Reducing or changing the immunosuppressive drugs usually improves it. If that doesn't help, it may be necessary to treat the KS with radiotherapy or chemotherapy
AIDS related KS
This is the most common type of KS. It tends to grow faster than the other types. Your immune system is weakened if you have AIDS and this increases your risk of developing KS.
The treatment you have depends very much on how well you are and whether or not you can cope with the side effects of treatment. You might have treatment with chemotherapy or interferon. The side effects of interferon can be quite severe.

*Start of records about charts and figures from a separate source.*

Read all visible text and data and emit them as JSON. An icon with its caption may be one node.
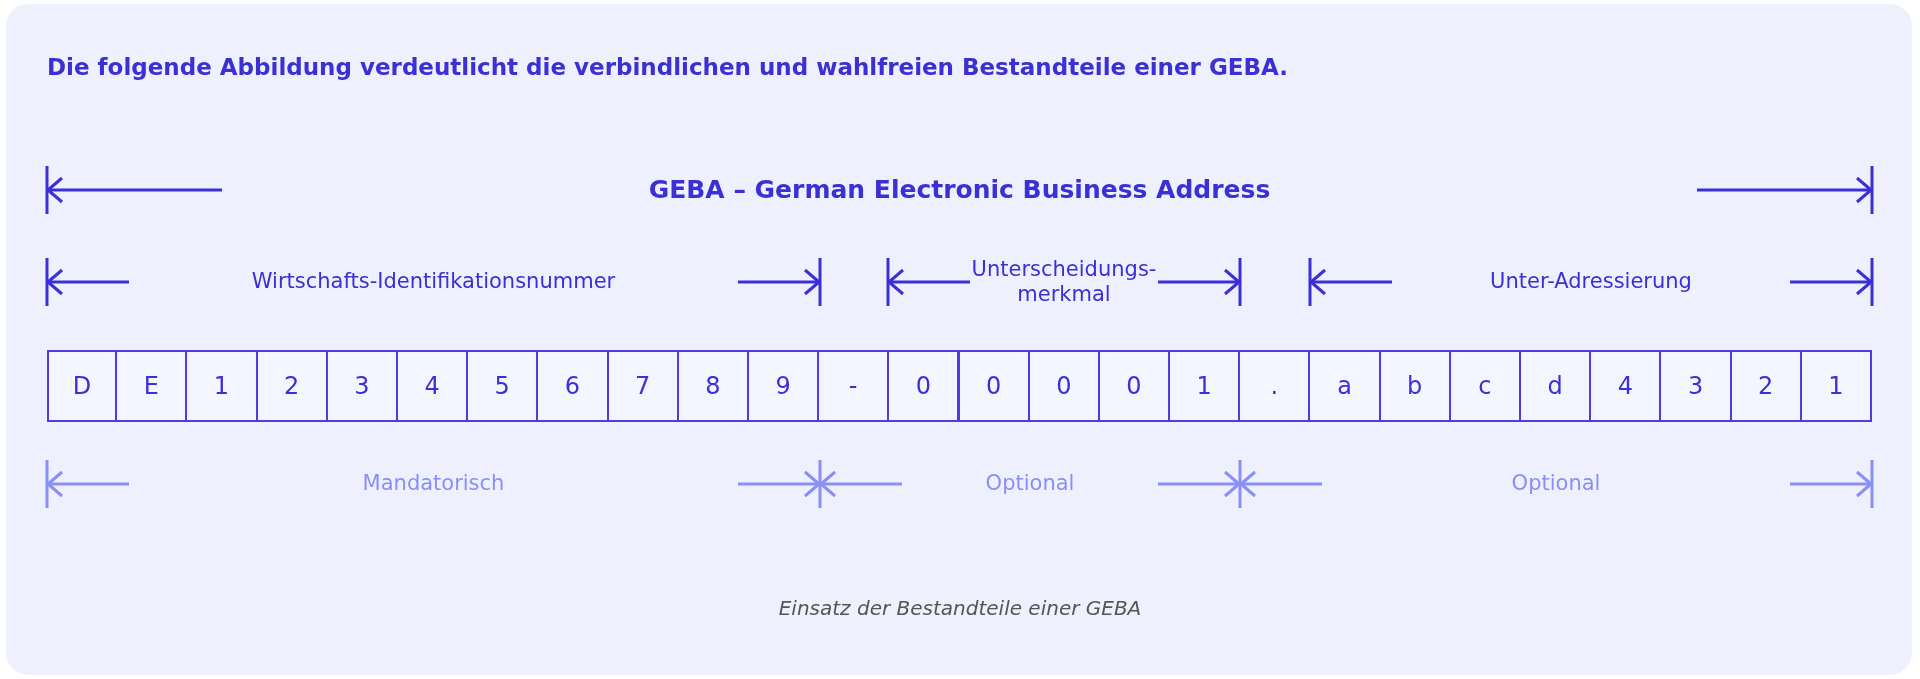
{
  "diagram": {
    "title": "Die folgende Abbildung verdeutlicht die verbindlichen und wahlfreien Bestandteile einer GEBA.",
    "caption": "Einsatz der Bestandteile einer GEBA",
    "labels": [
      "GEBA – German Electronic Business Address",
      "Wirtschafts-Identifikationsnummer",
      "Unterscheidungs-merkmal",
      "Unter-Adressierung",
      "D",
      "E",
      "1",
      "2",
      "3",
      "4",
      "5",
      "6",
      "7",
      "8",
      "9",
      "-",
      "0",
      "0",
      "0",
      "0",
      "1",
      ".",
      "a",
      "b",
      "c",
      "d",
      "4",
      "3",
      "2",
      "1",
      "Mandatorisch",
      "Optional",
      "Optional"
    ]
  }
}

Foscarnet is an anti herpes drug that doctors are testing for this type of KS.
Treatment for advanced KS
Usually you have chemotherapy if the KS has spread throughout your body. Treatment at this stage is palliative, which means it is used to treat symptoms rather than offer a cure. You usually have 2 or more of these drugs:
- doxorubicin (Adriamycin)
- Paclitaxel (Taxol)
Newer chemotherapy drugs are now available to treat KS that is no longer being controlled by standard chemotherapy. These are liposomal drugs. They are wrapped up in a fatty covering called liposome. This makes the drug work better and causes less severe side effects.
Examples include doxorubicin liposome (Doxil or Caelyx) and daunorubicin liposome (DaunoXome).
It can be difficult coping with a diagnosis of cancer, particularly if it is a rare type.